European oil supplies will be restricted further after an EU ban on Iranian oil imports that is being phased in as existing contracts expire up to 1 July.
The European Commission said that, even if Iran did cut its sales to the EU, it would make little difference as EU buyers were already switching suppliers. Iran gets about half of its revenue from oil exports. But Iran will likely sell oil to China and India to make up for the loss of European sales, Michaletos said, adding that the sanctions would have little effect.
Michaletos noted that some traders took profits from bumper gains on 15 February when the market had spiked higher after Iran warned it could slash exports to six EU nations, including debt-stricken Greece. These reports were denied a short time later by the Iranian Oil Ministry.
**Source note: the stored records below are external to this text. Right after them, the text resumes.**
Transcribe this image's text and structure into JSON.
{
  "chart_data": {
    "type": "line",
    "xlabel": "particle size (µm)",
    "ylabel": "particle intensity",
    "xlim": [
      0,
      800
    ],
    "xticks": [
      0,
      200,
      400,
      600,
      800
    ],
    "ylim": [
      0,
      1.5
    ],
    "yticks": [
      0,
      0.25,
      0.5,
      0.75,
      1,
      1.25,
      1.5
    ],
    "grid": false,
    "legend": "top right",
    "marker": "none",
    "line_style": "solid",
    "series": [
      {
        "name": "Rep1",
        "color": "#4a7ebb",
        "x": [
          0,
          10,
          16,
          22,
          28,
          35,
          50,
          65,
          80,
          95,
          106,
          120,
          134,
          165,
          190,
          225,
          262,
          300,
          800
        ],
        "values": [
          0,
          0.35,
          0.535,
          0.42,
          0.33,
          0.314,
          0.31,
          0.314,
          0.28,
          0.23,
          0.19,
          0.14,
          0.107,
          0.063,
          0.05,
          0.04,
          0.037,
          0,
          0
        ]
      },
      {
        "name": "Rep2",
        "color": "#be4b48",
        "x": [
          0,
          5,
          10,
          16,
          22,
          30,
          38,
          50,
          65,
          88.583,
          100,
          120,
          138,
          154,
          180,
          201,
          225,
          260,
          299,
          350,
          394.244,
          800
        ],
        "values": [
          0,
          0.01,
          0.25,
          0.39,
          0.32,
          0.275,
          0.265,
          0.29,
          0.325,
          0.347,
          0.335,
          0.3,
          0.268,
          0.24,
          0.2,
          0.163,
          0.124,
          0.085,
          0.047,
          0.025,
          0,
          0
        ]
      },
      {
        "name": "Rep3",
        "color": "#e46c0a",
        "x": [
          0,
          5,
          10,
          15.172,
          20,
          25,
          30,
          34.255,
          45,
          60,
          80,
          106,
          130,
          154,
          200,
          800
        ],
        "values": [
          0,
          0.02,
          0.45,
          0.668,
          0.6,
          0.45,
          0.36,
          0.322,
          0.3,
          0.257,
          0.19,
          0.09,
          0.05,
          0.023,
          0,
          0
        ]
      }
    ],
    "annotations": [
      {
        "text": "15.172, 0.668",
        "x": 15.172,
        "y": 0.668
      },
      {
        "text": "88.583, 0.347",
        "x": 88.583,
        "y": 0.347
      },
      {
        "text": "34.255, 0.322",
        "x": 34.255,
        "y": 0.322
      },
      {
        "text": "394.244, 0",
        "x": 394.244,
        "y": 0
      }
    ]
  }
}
The reports are part of the verbal sabre-rattling, including threats to block the Straits of Hormuz, which for some time now has been Tehran's response to the growing pressure and sanctions of the West.
Urquhart Stewart said that there will be more statements like that from Iran’s President Mahmoud Ahmadinejad “but unless they are actually followed up with action I don’t think anybody will take any notice of them”. He reminded that Ahmadinejad was in Islamabad on 17 February where he made more controversial statements. But Urquhart Stewart said “that is nothing new. Although they may be strong rhetoric I don’t think they are going to have too much impact”.